Press Complaints Commission Phone-Hacking Trial

Press Complaints Commission is to be scrapped in wake of phone-hacking scandal

By Hamish Mackay

March 8, 2012 | 2 min read

The Press Complaints Commission is to be scrapped - after 21 years - in the wake of the phone-hacking scandal at the News of the World.

Media Guardian reports that its demise closes “one of the most controversial chapters in the history of self regulation of the UK newspaper industry.

“The watchdog, which was fatally wounded by its response to the phone-hacking scandal, has confirmed that it will formally close and be replaced with a transitional body which will take charge of press regulation until a new system is set up in the wake of the Leveson inquiry.”

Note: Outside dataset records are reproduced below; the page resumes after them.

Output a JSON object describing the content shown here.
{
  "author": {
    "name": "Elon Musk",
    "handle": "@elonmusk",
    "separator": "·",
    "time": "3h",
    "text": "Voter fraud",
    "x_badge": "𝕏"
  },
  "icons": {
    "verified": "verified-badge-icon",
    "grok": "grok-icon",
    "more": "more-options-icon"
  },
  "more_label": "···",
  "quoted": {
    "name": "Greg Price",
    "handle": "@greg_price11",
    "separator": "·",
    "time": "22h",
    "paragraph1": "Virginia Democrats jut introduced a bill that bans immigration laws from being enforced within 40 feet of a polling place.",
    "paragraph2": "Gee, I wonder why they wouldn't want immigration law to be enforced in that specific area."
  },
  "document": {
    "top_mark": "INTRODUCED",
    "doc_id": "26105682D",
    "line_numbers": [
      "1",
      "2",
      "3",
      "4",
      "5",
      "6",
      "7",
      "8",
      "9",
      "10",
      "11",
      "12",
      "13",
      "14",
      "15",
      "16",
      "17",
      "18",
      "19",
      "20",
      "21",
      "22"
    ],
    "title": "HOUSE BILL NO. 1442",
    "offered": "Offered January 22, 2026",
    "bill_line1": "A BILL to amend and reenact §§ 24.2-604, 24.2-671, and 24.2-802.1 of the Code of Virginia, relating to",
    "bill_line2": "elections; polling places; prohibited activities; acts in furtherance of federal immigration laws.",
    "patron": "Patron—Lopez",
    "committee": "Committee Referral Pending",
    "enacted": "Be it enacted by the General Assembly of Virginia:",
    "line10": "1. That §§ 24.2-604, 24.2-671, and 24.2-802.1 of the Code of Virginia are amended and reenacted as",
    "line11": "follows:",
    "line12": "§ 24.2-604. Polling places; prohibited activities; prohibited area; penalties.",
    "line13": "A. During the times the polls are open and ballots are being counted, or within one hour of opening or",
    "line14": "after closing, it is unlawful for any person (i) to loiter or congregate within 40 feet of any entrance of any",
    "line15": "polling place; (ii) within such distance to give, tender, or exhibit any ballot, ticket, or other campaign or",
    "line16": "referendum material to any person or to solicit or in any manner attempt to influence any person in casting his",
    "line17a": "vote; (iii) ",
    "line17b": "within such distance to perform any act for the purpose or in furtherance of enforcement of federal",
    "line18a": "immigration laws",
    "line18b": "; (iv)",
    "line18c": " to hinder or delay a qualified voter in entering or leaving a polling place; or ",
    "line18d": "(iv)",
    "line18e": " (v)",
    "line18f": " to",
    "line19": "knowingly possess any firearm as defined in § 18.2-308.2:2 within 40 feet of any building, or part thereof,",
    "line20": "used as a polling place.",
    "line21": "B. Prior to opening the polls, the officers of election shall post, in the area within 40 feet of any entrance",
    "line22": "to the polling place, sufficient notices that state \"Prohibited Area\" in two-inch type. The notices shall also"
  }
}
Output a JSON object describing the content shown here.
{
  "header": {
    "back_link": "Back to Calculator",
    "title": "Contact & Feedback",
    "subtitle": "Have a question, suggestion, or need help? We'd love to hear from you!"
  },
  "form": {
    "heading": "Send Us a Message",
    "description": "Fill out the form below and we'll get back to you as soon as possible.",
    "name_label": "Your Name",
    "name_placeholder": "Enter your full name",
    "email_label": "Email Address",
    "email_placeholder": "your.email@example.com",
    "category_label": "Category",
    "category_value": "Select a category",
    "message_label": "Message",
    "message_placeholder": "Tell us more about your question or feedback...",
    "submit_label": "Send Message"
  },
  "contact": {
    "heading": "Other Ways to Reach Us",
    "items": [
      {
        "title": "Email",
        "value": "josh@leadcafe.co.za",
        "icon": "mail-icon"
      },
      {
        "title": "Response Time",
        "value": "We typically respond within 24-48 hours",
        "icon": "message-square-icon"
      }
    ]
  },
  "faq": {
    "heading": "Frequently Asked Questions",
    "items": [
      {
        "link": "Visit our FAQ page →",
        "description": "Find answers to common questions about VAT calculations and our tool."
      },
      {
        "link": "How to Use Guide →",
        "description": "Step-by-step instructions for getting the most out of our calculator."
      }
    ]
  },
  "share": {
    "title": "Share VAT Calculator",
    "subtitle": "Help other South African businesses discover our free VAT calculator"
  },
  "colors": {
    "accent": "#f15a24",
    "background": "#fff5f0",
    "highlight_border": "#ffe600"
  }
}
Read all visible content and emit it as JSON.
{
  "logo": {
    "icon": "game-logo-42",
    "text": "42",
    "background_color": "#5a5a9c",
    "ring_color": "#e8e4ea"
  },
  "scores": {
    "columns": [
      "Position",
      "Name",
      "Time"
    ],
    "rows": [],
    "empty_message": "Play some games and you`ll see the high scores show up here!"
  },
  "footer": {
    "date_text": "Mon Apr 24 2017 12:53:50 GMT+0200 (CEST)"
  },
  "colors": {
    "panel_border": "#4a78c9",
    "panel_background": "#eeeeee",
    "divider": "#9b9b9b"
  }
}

The long-term replacement for the PCC is not expected to running for at least a year and may not be in place until 2014 if statutes are needed for a proposed arbitration unit offering a libel resolution service.

An accelerated shutdown of the PCC was agreed earlier this year and formally approved at a meeting of the commission yesterday

The new PCC chairman, Lord Hunt, told Sky News at the end of last month that a decision in principle to move to a new body had been taken.

In that interview, he said: "So we're very much now on the front foot and listening to all sides and determined to bring forward the sort of independent self-regulatory structure that everyone will approve of".

The name of the new body and its structure have not been finalised but Hunt said the parts of the PCC that had worked would be retained, including the complaints resolution service.

"I'm determined that we should make sure that we still keep those procedures which 80% - 85% of people who have used them have found so helpful – pre-publication action and various other ways," he said.